Leur constat est simple : les électeurs de gauche reprochent au gouvernement de ne pas avoir tenu la promesse du discours du Bourget et d’avoir concentré sa politique sur la réduction des déficits et du coût du travail. Pour redonner de l’air à la politique de François Hollande, il faudrait donc retrouver des marges de manœuvre budgétaires : impossible sans s’affranchir pour partie des exigences posées par Bruxelles.
Depuis l'élection de 2012, la commission européenne préconise toujours les mêmes recettes, pour sortir l'économie française de sa mauvaise passe : il faudrait à la fois réduire le déficit public (« la consolidation budgétaire »), et doper la compétitivité des entreprises françaises (les « réformes structurelles »). Mais depuis la fin 2013, le ton s'est durci, l'exécutif de José Manuel Barroso estimant que les réformes nécessaires à ses yeux tardaient à se concrétiser, et qu'une nouvelle dérive budgétaire couvait. La commission a ainsi placé début mars la deuxième économie de la zone euro – comme l'Espagne et l'Irlande – sous « surveillance renforcée ». Une première alerte sérieuse.
La publication par l'Insee lundi d'un déficit public plus important que prévu sur l'année 2013 (à 4,3 % contre 4,1 % attendu par Bercy) ne constitue « pas une très grande surprise », selon les services d'Olli Rehn, le vice-président de la commission responsable des affaires économiques.
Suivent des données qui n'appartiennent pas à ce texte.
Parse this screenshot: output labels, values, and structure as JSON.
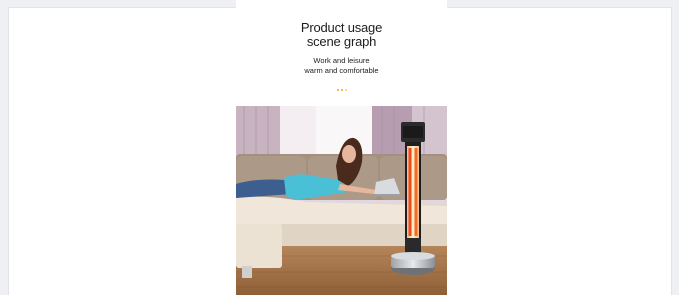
{
  "section": {
    "title_line1": "Product usage",
    "title_line2": "scene graph",
    "subtitle_line1": "Work and leisure",
    "subtitle_line2": "warm and comfortable"
  },
  "colors": {
    "accent": "#f2a516",
    "page_background": "#eef0f3",
    "card_background": "#ffffff"
  },
  "photo": {
    "subject": "woman on sofa with laptop next to standing infrared heater"
  }
}
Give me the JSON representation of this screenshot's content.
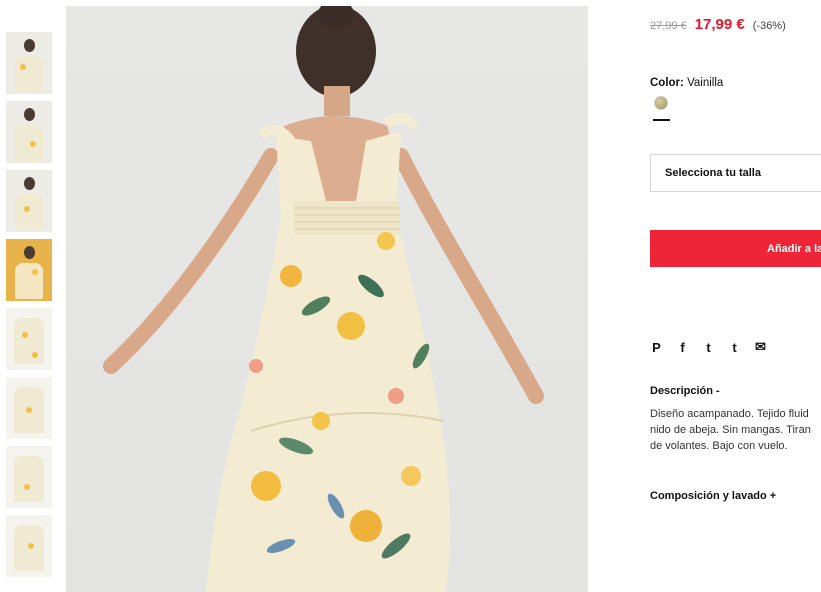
{
  "product": {
    "old_price": "27,99 €",
    "new_price": "17,99 €",
    "discount": "(-36%)",
    "color_label": "Color:",
    "color_value": "Vainilla",
    "size_placeholder": "Selecciona tu talla",
    "add_button": "Añadir a la",
    "description_title": "Descripción -",
    "description_lines": [
      "Diseño acampanado. Tejido fluid",
      "nido de abeja. Sin mangas. Tiran",
      "de volantes. Bajo con vuelo."
    ],
    "composition_title": "Composición y lavado +"
  },
  "share": {
    "pinterest": "P",
    "facebook": "f",
    "twitter": "t",
    "tumblr": "t",
    "email": "✉"
  },
  "thumbnails": [
    {
      "icon": "thumbnail-photo"
    },
    {
      "icon": "thumbnail-photo"
    },
    {
      "icon": "thumbnail-photo"
    },
    {
      "icon": "thumbnail-photo"
    },
    {
      "icon": "thumbnail-photo"
    },
    {
      "icon": "thumbnail-photo"
    },
    {
      "icon": "thumbnail-photo"
    },
    {
      "icon": "thumbnail-photo"
    }
  ],
  "colors": {
    "accent": "#ee2437",
    "sale_price": "#e2182b",
    "dress": "#f3ecd3"
  }
}
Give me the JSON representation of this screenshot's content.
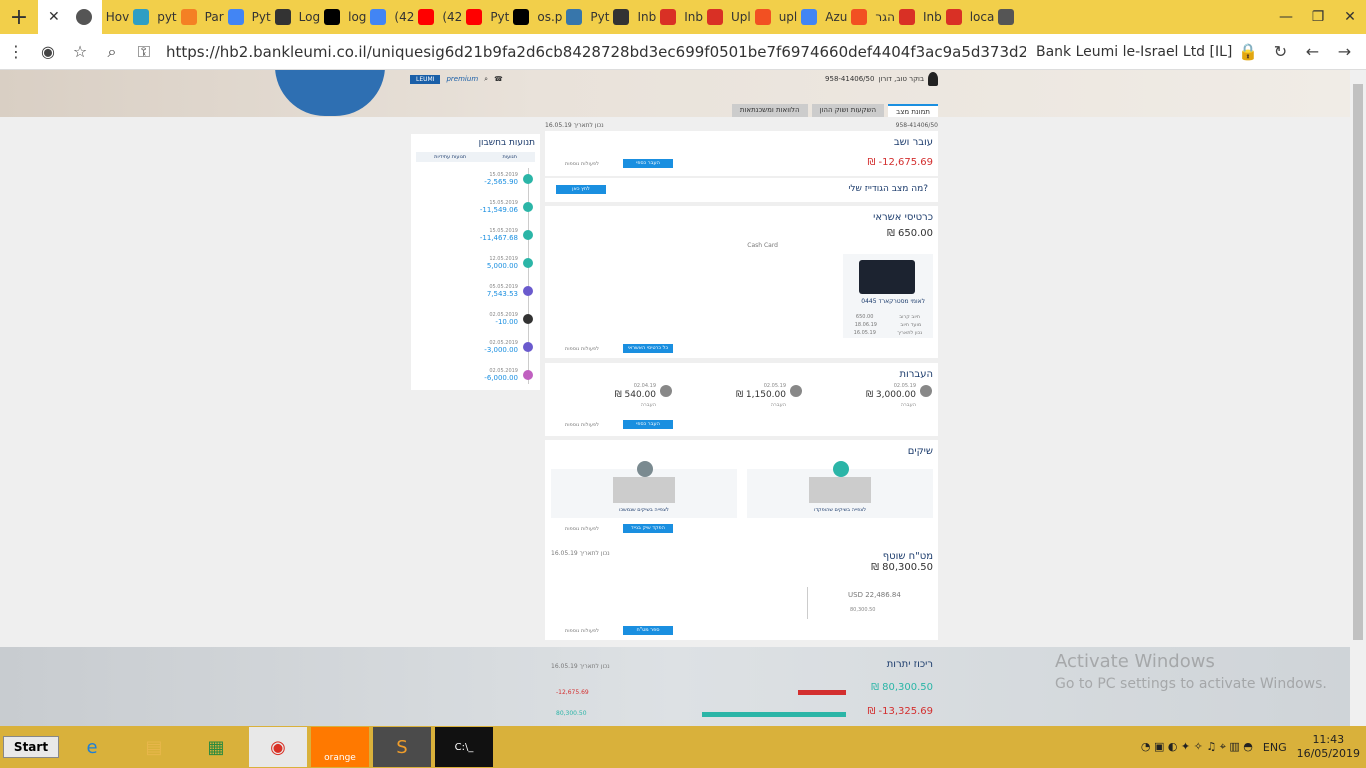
{
  "browser": {
    "tabs": [
      {
        "label": "Hov",
        "color": "#2f9ec4"
      },
      {
        "label": "pyt",
        "color": "#f48024"
      },
      {
        "label": "Par",
        "color": "#4285f4"
      },
      {
        "label": "Pyt",
        "color": "#333333"
      },
      {
        "label": "Log",
        "color": "#000000"
      },
      {
        "label": "log",
        "color": "#4285f4"
      },
      {
        "label": "(42",
        "color": "#ff0000"
      },
      {
        "label": "(42",
        "color": "#ff0000"
      },
      {
        "label": "Pyt",
        "color": "#000000"
      },
      {
        "label": "os.p",
        "color": "#3776ab"
      },
      {
        "label": "Pyt",
        "color": "#333333"
      },
      {
        "label": "Inb",
        "color": "#d93025"
      },
      {
        "label": "Inb",
        "color": "#d93025"
      },
      {
        "label": "Upl",
        "color": "#f25022"
      },
      {
        "label": "upl",
        "color": "#4285f4"
      },
      {
        "label": "Azu",
        "color": "#f25022"
      },
      {
        "label": "הגר",
        "color": "#d93025"
      },
      {
        "label": "Inb",
        "color": "#d93025"
      },
      {
        "label": "loca",
        "color": "#555555"
      }
    ],
    "url": "https://hb2.bankleumi.co.il/uniquesig6d21b9fa2d6cb8428728bd3ec699f0501be7f6974660def4404f3ac9a5d373d2/uniquesig0/ebanking/...",
    "site_name": "Bank Leumi le-Israel Ltd [IL]"
  },
  "header": {
    "greeting": "בוקר טוב, דורון",
    "account_label": "958-41406/50",
    "nav_tabs": [
      "תמונת מצב",
      "השקעות ושוק ההון",
      "הלוואות ומשכנתאות"
    ],
    "account_number": "958-41406/50",
    "updated": "נכון לתאריך 16.05.19"
  },
  "current_account": {
    "title": "עובר ושב",
    "balance": "-12,675.69",
    "currency": "₪",
    "button": "העבר כספי",
    "more": "לפעולות נוספות"
  },
  "promo": {
    "title": "מה מצב הגודייז שלי?",
    "button": "לחץ כאן"
  },
  "credit_cards": {
    "title": "כרטיסי אשראי",
    "amount": "650.00",
    "currency": "₪",
    "card_name": "לאומי מסטרקארד 0445",
    "note": "Cash Card",
    "rows": [
      {
        "label": "חיוב קרוב",
        "value": "650.00"
      },
      {
        "label": "מועד חיוב",
        "value": "18.06.19"
      },
      {
        "label": "נכון לתאריך",
        "value": "16.05.19"
      }
    ],
    "button": "כל כרטיסי האשראי",
    "more": "לפעולות נוספות"
  },
  "transfers": {
    "title": "העברות",
    "items": [
      {
        "date": "02.05.19",
        "amount": "3,000.00",
        "label": "העברה"
      },
      {
        "date": "02.05.19",
        "amount": "1,150.00",
        "label": "העברה"
      },
      {
        "date": "02.04.19",
        "amount": "540.00",
        "label": "העברה"
      }
    ],
    "currency": "₪",
    "button": "העבר כספי",
    "more": "לפעולות נוספות"
  },
  "checks": {
    "title": "שיקים",
    "items": [
      "לצפייה בשיקים שהופקדו",
      "לצפייה בשיקים שנמשכו"
    ],
    "button": "הפקד שיק בנייד",
    "more": "לפעולות נוספות"
  },
  "fx": {
    "title": "מט\"ח שוטף",
    "amount": "80,300.50",
    "currency": "₪",
    "usd_amount": "22,486.84",
    "usd_label": "USD",
    "sub_amount": "80,300.50",
    "updated": "נכון לתאריך 16.05.19",
    "button": "ספר מט\"ח",
    "more": "לפעולות נוספות"
  },
  "balances": {
    "title": "ריכוז יתרות",
    "updated": "נכון לתאריך 16.05.19",
    "positive": "80,300.50",
    "negative": "-13,325.69",
    "positive_bar": "80,300.50",
    "negative_bar": "-12,675.69",
    "currency": "₪"
  },
  "sidebar": {
    "title": "תנועות בחשבון",
    "filters": [
      "תנועות עתידיות",
      "תנועות"
    ],
    "items": [
      {
        "date": "15.05.2019",
        "amount": "-2,565.90",
        "color": "#2bb5a7"
      },
      {
        "date": "15.05.2019",
        "amount": "-11,549.06",
        "color": "#2bb5a7"
      },
      {
        "date": "15.05.2019",
        "amount": "-11,467.68",
        "color": "#2bb5a7"
      },
      {
        "date": "12.05.2019",
        "amount": "5,000.00",
        "color": "#2bb5a7"
      },
      {
        "date": "05.05.2019",
        "amount": "7,543.53",
        "color": "#6a5acd"
      },
      {
        "date": "02.05.2019",
        "amount": "-10.00",
        "color": "#333333"
      },
      {
        "date": "02.05.2019",
        "amount": "-3,000.00",
        "color": "#6a5acd"
      },
      {
        "date": "02.05.2019",
        "amount": "-6,000.00",
        "color": "#c060c0"
      }
    ]
  },
  "windows_watermark": {
    "line1": "Activate Windows",
    "line2": "Go to PC settings to activate Windows."
  },
  "taskbar": {
    "start": "Start",
    "lang": "ENG",
    "time": "11:43",
    "date": "16/05/2019",
    "apps": [
      "ie-icon",
      "explorer-icon",
      "store-icon",
      "chrome-icon",
      "orange-icon",
      "sublime-icon",
      "cmd-icon"
    ],
    "orange_label": "orange"
  }
}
À Bruxelles, c'est peu dire qu'on mise beaucoup sur le pacte de responsabilité annoncé par François Hollande en janvier : « Nous attendons avec impatience de pouvoir analyser les détails » du pacte, avait ainsi déclaré Olli Rehn le 5 mars.
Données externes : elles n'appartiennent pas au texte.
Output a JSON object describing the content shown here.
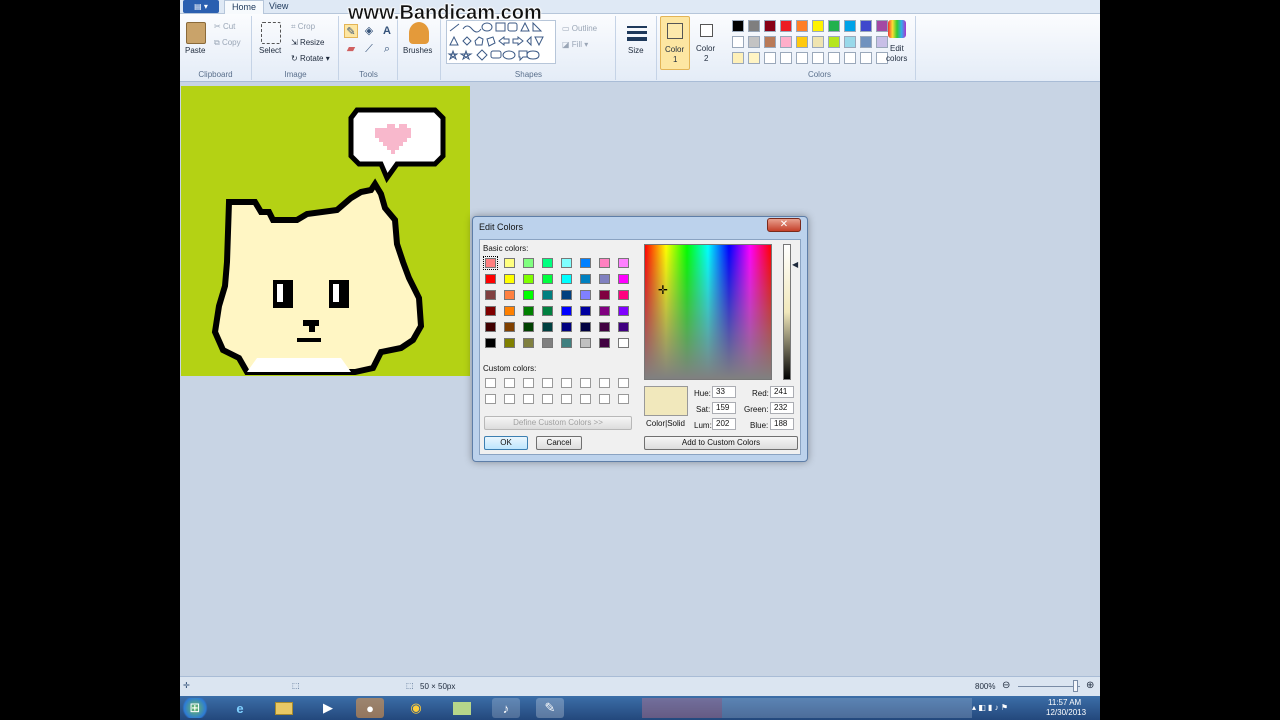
{
  "watermark": "www.Bandicam.com",
  "tabs": [
    {
      "label": "Home"
    },
    {
      "label": "View"
    }
  ],
  "ribbon": {
    "clipboard": {
      "paste": "Paste",
      "cut": "Cut",
      "copy": "Copy",
      "label": "Clipboard"
    },
    "image": {
      "select": "Select",
      "crop": "Crop",
      "resize": "Resize",
      "rotate": "Rotate",
      "label": "Image"
    },
    "tools": {
      "label": "Tools"
    },
    "brushes": {
      "label": "Brushes"
    },
    "shapes": {
      "outline": "Outline",
      "fill": "Fill",
      "label": "Shapes"
    },
    "size": {
      "label": "Size"
    },
    "color1": {
      "label": "Color",
      "index": "1"
    },
    "color2": {
      "label": "Color",
      "index": "2"
    },
    "colors": {
      "label": "Colors"
    },
    "edit_colors": {
      "line1": "Edit",
      "line2": "colors"
    }
  },
  "palette": {
    "row1": [
      "#000000",
      "#7f7f7f",
      "#880015",
      "#ed1c24",
      "#ff7f27",
      "#fff200",
      "#22b14c",
      "#00a2e8",
      "#3f48cc",
      "#a349a4"
    ],
    "row2": [
      "#ffffff",
      "#c3c3c3",
      "#b97a57",
      "#ffaec9",
      "#ffc90e",
      "#efe4b0",
      "#b5e61d",
      "#99d9ea",
      "#7092be",
      "#c8bfe7"
    ],
    "row3": [
      "#fef0b8",
      "#fff4c4",
      "#ffffff",
      "#ffffff",
      "#ffffff",
      "#ffffff",
      "#ffffff",
      "#ffffff",
      "#ffffff",
      "#ffffff"
    ],
    "color1": "#fde9ac",
    "color2": "#ffffff"
  },
  "canvas": {
    "background": "#b4d214",
    "cat_fill": "#fff6c4",
    "heart": "#f8b8cc"
  },
  "dialog": {
    "title": "Edit Colors",
    "close": "✕",
    "basic_label": "Basic colors:",
    "custom_label": "Custom colors:",
    "define_btn": "Define Custom Colors >>",
    "ok": "OK",
    "cancel": "Cancel",
    "add_btn": "Add to Custom Colors",
    "color_solid": "Color|Solid",
    "preview": "#f1e8bc",
    "hue_label": "Hue:",
    "hue": "33",
    "sat_label": "Sat:",
    "sat": "159",
    "lum_label": "Lum:",
    "lum": "202",
    "red_label": "Red:",
    "red": "241",
    "green_label": "Green:",
    "green": "232",
    "blue_label": "Blue:",
    "blue": "188",
    "basic_colors": [
      "#ff8080",
      "#ffff80",
      "#80ff80",
      "#00ff80",
      "#80ffff",
      "#0080ff",
      "#ff80c0",
      "#ff80ff",
      "#ff0000",
      "#ffff00",
      "#80ff00",
      "#00ff40",
      "#00ffff",
      "#0080c0",
      "#8080c0",
      "#ff00ff",
      "#804040",
      "#ff8040",
      "#00ff00",
      "#008080",
      "#004080",
      "#8080ff",
      "#800040",
      "#ff0080",
      "#800000",
      "#ff8000",
      "#008000",
      "#008040",
      "#0000ff",
      "#0000a0",
      "#800080",
      "#8000ff",
      "#400000",
      "#804000",
      "#004000",
      "#004040",
      "#000080",
      "#000040",
      "#400040",
      "#400080",
      "#000000",
      "#808000",
      "#808040",
      "#808080",
      "#408080",
      "#c0c0c0",
      "#400040",
      "#ffffff"
    ]
  },
  "status": {
    "size": "50 × 50px",
    "zoom": "800%"
  },
  "taskbar": {
    "time": "11:57 AM",
    "date": "12/30/2013"
  }
}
Pour les Français, la prochaine échéance bruxelloise est fixée au 15 avril : d'ici là, les services de Bercy devront avoir communiqué à Bruxelles leur « programme de stabilité » – censé expliquer, dans le détail, comment ils comptent tenir leurs engagements. En particulier pour ramener sous la barre des 3 % du PIB le déficit public, d'ici à la fin 2015. L'an dernier, la commission avait accepté de donner deux ans supplémentaires à Paris pour rentrer dans les clous du pacte de stabilité. Vu de Bruxelles, désormais, François Hollande a grillé tous ses jokers. Et le temps presse : Paris doit « intensifier ses efforts » et prendre des « mesures supplémentaires », a répété lundi le porte-parole d'Olli Rehn.
« La commission nous demande d'expliquer le contenu précis du pacte de responsabilité, mais aussi de dire à quels endroits nous allons trouver les 50 milliards d'économies (annoncées sur la période 2015-2017, ndlr) », résume-t-on côté français. Mais les discussions ne s'arrêteraient pas là.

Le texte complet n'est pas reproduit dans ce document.